2027年3月期は、信号システム事業の受注高・売上高が前期比で減少する計画である一方、事業環境自体は良好であり上乗せに取り組むとしている。PE事業は市況回復に伴い売上高が前期比増加を計画。利益面では、PE事業の原価率改善等を主因に営業利益・経常利益は増加を計画する一方、当期純利益は政策保有株式の売却益を計画に織り込んでいないことから前期比で減少を計画している。中東情勢緊迫化による影響は現時点で見込んでいない。セグメント別の計画は、信号システム事業が受注高73,500百万円・売上高75,100百万円・セグメント利益9,350百万円、パワーエレクトロニクス事業が受注高15,500百万円・売上高15,100百万円・セグメント利益1,620百万円(前期は2,339百万円の損失)としている。
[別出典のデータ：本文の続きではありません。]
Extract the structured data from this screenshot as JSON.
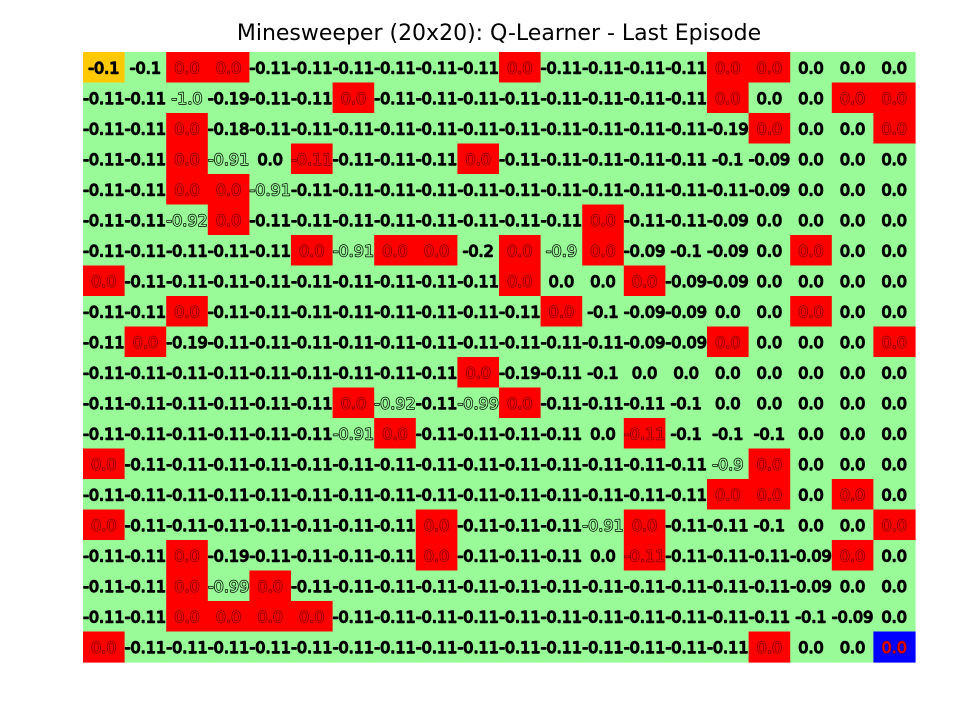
{
  "chart_data": {
    "type": "heatmap",
    "title": "Minesweeper (20x20): Q-Learner - Last Episode",
    "xlabel": "",
    "ylabel": "",
    "rows": 20,
    "cols": 20,
    "grid": false,
    "legend": "none",
    "colors": {
      "default": "#98fb98",
      "mine": "#ff0000",
      "start": "#ffc800",
      "agent": "#0000ff"
    },
    "start_cell": [
      0,
      0
    ],
    "agent_cell": [
      19,
      19
    ],
    "mines": [
      [
        0,
        2
      ],
      [
        0,
        3
      ],
      [
        0,
        10
      ],
      [
        0,
        15
      ],
      [
        0,
        16
      ],
      [
        1,
        6
      ],
      [
        1,
        15
      ],
      [
        1,
        18
      ],
      [
        1,
        19
      ],
      [
        2,
        2
      ],
      [
        2,
        16
      ],
      [
        2,
        19
      ],
      [
        3,
        2
      ],
      [
        3,
        5
      ],
      [
        3,
        9
      ],
      [
        4,
        2
      ],
      [
        4,
        3
      ],
      [
        5,
        3
      ],
      [
        5,
        12
      ],
      [
        6,
        5
      ],
      [
        6,
        7
      ],
      [
        6,
        8
      ],
      [
        6,
        10
      ],
      [
        6,
        12
      ],
      [
        6,
        17
      ],
      [
        7,
        0
      ],
      [
        7,
        10
      ],
      [
        7,
        13
      ],
      [
        8,
        2
      ],
      [
        8,
        11
      ],
      [
        8,
        17
      ],
      [
        9,
        1
      ],
      [
        9,
        15
      ],
      [
        9,
        19
      ],
      [
        10,
        9
      ],
      [
        11,
        6
      ],
      [
        11,
        10
      ],
      [
        12,
        7
      ],
      [
        12,
        13
      ],
      [
        13,
        0
      ],
      [
        13,
        16
      ],
      [
        14,
        15
      ],
      [
        14,
        16
      ],
      [
        14,
        18
      ],
      [
        15,
        0
      ],
      [
        15,
        8
      ],
      [
        15,
        13
      ],
      [
        15,
        19
      ],
      [
        16,
        2
      ],
      [
        16,
        8
      ],
      [
        16,
        13
      ],
      [
        16,
        18
      ],
      [
        17,
        2
      ],
      [
        17,
        4
      ],
      [
        18,
        2
      ],
      [
        18,
        3
      ],
      [
        18,
        4
      ],
      [
        18,
        5
      ],
      [
        19,
        0
      ],
      [
        19,
        16
      ]
    ],
    "values": [
      [
        "-0.1",
        "-0.1",
        "0.0",
        "0.0",
        "-0.11",
        "-0.11",
        "-0.11",
        "-0.11",
        "-0.11",
        "-0.11",
        "0.0",
        "-0.11",
        "-0.11",
        "-0.11",
        "-0.11",
        "0.0",
        "0.0",
        "0.0",
        "0.0",
        "0.0"
      ],
      [
        "-0.11",
        "-0.11",
        "-1.0",
        "-0.19",
        "-0.11",
        "-0.11",
        "0.0",
        "-0.11",
        "-0.11",
        "-0.11",
        "-0.11",
        "-0.11",
        "-0.11",
        "-0.11",
        "-0.11",
        "0.0",
        "0.0",
        "0.0",
        "0.0",
        "0.0"
      ],
      [
        "-0.11",
        "-0.11",
        "0.0",
        "-0.18",
        "-0.11",
        "-0.11",
        "-0.11",
        "-0.11",
        "-0.11",
        "-0.11",
        "-0.11",
        "-0.11",
        "-0.11",
        "-0.11",
        "-0.11",
        "-0.19",
        "0.0",
        "0.0",
        "0.0",
        "0.0"
      ],
      [
        "-0.11",
        "-0.11",
        "0.0",
        "-0.91",
        "0.0",
        "-0.11",
        "-0.11",
        "-0.11",
        "-0.11",
        "0.0",
        "-0.11",
        "-0.11",
        "-0.11",
        "-0.11",
        "-0.11",
        "-0.1",
        "-0.09",
        "0.0",
        "0.0",
        "0.0"
      ],
      [
        "-0.11",
        "-0.11",
        "0.0",
        "0.0",
        "-0.91",
        "-0.11",
        "-0.11",
        "-0.11",
        "-0.11",
        "-0.11",
        "-0.11",
        "-0.11",
        "-0.11",
        "-0.11",
        "-0.11",
        "-0.11",
        "-0.09",
        "0.0",
        "0.0",
        "0.0"
      ],
      [
        "-0.11",
        "-0.11",
        "-0.92",
        "0.0",
        "-0.11",
        "-0.11",
        "-0.11",
        "-0.11",
        "-0.11",
        "-0.11",
        "-0.11",
        "-0.11",
        "0.0",
        "-0.11",
        "-0.11",
        "-0.09",
        "0.0",
        "0.0",
        "0.0",
        "0.0"
      ],
      [
        "-0.11",
        "-0.11",
        "-0.11",
        "-0.11",
        "-0.11",
        "0.0",
        "-0.91",
        "0.0",
        "0.0",
        "-0.2",
        "0.0",
        "-0.9",
        "0.0",
        "-0.09",
        "-0.1",
        "-0.09",
        "0.0",
        "0.0",
        "0.0",
        "0.0"
      ],
      [
        "0.0",
        "-0.11",
        "-0.11",
        "-0.11",
        "-0.11",
        "-0.11",
        "-0.11",
        "-0.11",
        "-0.11",
        "-0.11",
        "0.0",
        "0.0",
        "0.0",
        "0.0",
        "-0.09",
        "-0.09",
        "0.0",
        "0.0",
        "0.0",
        "0.0"
      ],
      [
        "-0.11",
        "-0.11",
        "0.0",
        "-0.11",
        "-0.11",
        "-0.11",
        "-0.11",
        "-0.11",
        "-0.11",
        "-0.11",
        "-0.11",
        "0.0",
        "-0.1",
        "-0.09",
        "-0.09",
        "0.0",
        "0.0",
        "0.0",
        "0.0",
        "0.0"
      ],
      [
        "-0.11",
        "0.0",
        "-0.19",
        "-0.11",
        "-0.11",
        "-0.11",
        "-0.11",
        "-0.11",
        "-0.11",
        "-0.11",
        "-0.11",
        "-0.11",
        "-0.11",
        "-0.09",
        "-0.09",
        "0.0",
        "0.0",
        "0.0",
        "0.0",
        "0.0"
      ],
      [
        "-0.11",
        "-0.11",
        "-0.11",
        "-0.11",
        "-0.11",
        "-0.11",
        "-0.11",
        "-0.11",
        "-0.11",
        "0.0",
        "-0.19",
        "-0.11",
        "-0.1",
        "0.0",
        "0.0",
        "0.0",
        "0.0",
        "0.0",
        "0.0",
        "0.0"
      ],
      [
        "-0.11",
        "-0.11",
        "-0.11",
        "-0.11",
        "-0.11",
        "-0.11",
        "0.0",
        "-0.92",
        "-0.11",
        "-0.99",
        "0.0",
        "-0.11",
        "-0.11",
        "-0.11",
        "-0.1",
        "0.0",
        "0.0",
        "0.0",
        "0.0",
        "0.0"
      ],
      [
        "-0.11",
        "-0.11",
        "-0.11",
        "-0.11",
        "-0.11",
        "-0.11",
        "-0.91",
        "0.0",
        "-0.11",
        "-0.11",
        "-0.11",
        "-0.11",
        "0.0",
        "-0.11",
        "-0.1",
        "-0.1",
        "-0.1",
        "0.0",
        "0.0",
        "0.0"
      ],
      [
        "0.0",
        "-0.11",
        "-0.11",
        "-0.11",
        "-0.11",
        "-0.11",
        "-0.11",
        "-0.11",
        "-0.11",
        "-0.11",
        "-0.11",
        "-0.11",
        "-0.11",
        "-0.11",
        "-0.11",
        "-0.9",
        "0.0",
        "0.0",
        "0.0",
        "0.0"
      ],
      [
        "-0.11",
        "-0.11",
        "-0.11",
        "-0.11",
        "-0.11",
        "-0.11",
        "-0.11",
        "-0.11",
        "-0.11",
        "-0.11",
        "-0.11",
        "-0.11",
        "-0.11",
        "-0.11",
        "-0.11",
        "0.0",
        "0.0",
        "0.0",
        "0.0",
        "0.0"
      ],
      [
        "0.0",
        "-0.11",
        "-0.11",
        "-0.11",
        "-0.11",
        "-0.11",
        "-0.11",
        "-0.11",
        "0.0",
        "-0.11",
        "-0.11",
        "-0.11",
        "-0.91",
        "0.0",
        "-0.11",
        "-0.11",
        "-0.1",
        "0.0",
        "0.0",
        "0.0"
      ],
      [
        "-0.11",
        "-0.11",
        "0.0",
        "-0.19",
        "-0.11",
        "-0.11",
        "-0.11",
        "-0.11",
        "0.0",
        "-0.11",
        "-0.11",
        "-0.11",
        "0.0",
        "-0.11",
        "-0.11",
        "-0.11",
        "-0.11",
        "-0.09",
        "0.0",
        "0.0"
      ],
      [
        "-0.11",
        "-0.11",
        "0.0",
        "-0.99",
        "0.0",
        "-0.11",
        "-0.11",
        "-0.11",
        "-0.11",
        "-0.11",
        "-0.11",
        "-0.11",
        "-0.11",
        "-0.11",
        "-0.11",
        "-0.11",
        "-0.11",
        "-0.09",
        "0.0",
        "0.0"
      ],
      [
        "-0.11",
        "-0.11",
        "0.0",
        "0.0",
        "0.0",
        "0.0",
        "-0.11",
        "-0.11",
        "-0.11",
        "-0.11",
        "-0.11",
        "-0.11",
        "-0.11",
        "-0.11",
        "-0.11",
        "-0.11",
        "-0.11",
        "-0.1",
        "-0.09",
        "0.0"
      ],
      [
        "0.0",
        "-0.11",
        "-0.11",
        "-0.11",
        "-0.11",
        "-0.11",
        "-0.11",
        "-0.11",
        "-0.11",
        "-0.11",
        "-0.11",
        "-0.11",
        "-0.11",
        "-0.11",
        "-0.11",
        "-0.11",
        "0.0",
        "0.0",
        "0.0",
        "0.0"
      ]
    ]
  }
}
項目2027年3月期 計画2026年3月期(実績)前期比
受注高89,000百万円98,562百万円△9,562百万円(△9.7%)
売上高90,200百万円93,122百万円△2,922百万円(△3.1%)
営業利益5,600百万円(利益率6.2%)4,503百万円(利益率4.8%)1,097百万円(+24.4%)
経常利益6,000百万円(利益率6.7%)5,203百万円(利益率5.6%)797百万円(+15.3%)
親会社株主に帰属する当期純利益4,200百万円(利益率4.7%)5,042百万円(利益率5.4%)△842百万円(△16.7%)
受注残高110,230百万円111,430百万円△1,200百万円(△1.1%)
京三製作所 2027年3月期業績予想
出典:2026年3月期 決算説明資料 P.15

株主還元

2026年3月期の期末配当金は1株当たり20円(2025年3月期比2円増額)とした。2027年3月期の1株当たり年間配当予想額は27円(2026年3月期比2円増額)としている。株主還元方針としては、各分野への必要な投資と中長期的な利益水準に応じた安定的な株主還元にバランスよく配分することを基本とし、剰余金の配当はDOE3%台を目指すとしている。

京三製作所 株主還元方針
出典:2026年3月期 決算説明資料 P.24

中期経営計画”KYOSAN Next Step 2028″進捗状況

中期経営計画2年目までの進捗見込みとして、2026年3月期実績と2027年3月期予想の合計は、受注高187,562百万円(中計目標合計178,000百万円に対し+9,562百万円)、売上高183,322百万円(同177,000百万円に対し+6,322百万円)と目標を上回る見通しである一方、営業利益は10,103百万円(中計目標合計10,900百万円に対し△797百万円)と、2期合計では中計目標を下回る見通しとしている。資本コストや株価を意識した経営の一環として、2028年3月期の資本効率目標にROIC6%・ROE10%を掲げており、2026年3月末時点の実績はROIC3.7%・ROE9.4%となっている。財務体質改善の取り組みにより、2026年3月期末の棚卸資産残高は前期比92億円減の413億円、借入金残高は前期比20億円減の310億円となった。

※本記事は京三製作所が公開したIR資料(直近の通期決算説明資料)に基づく事実整理であり、特定銘柄の売買を推奨するものではありません。数値は開示資料に基づきますが、利益指標の定義や集計方法は会社により異なる場合があります。投資判断はご自身の責任でお願いいたします。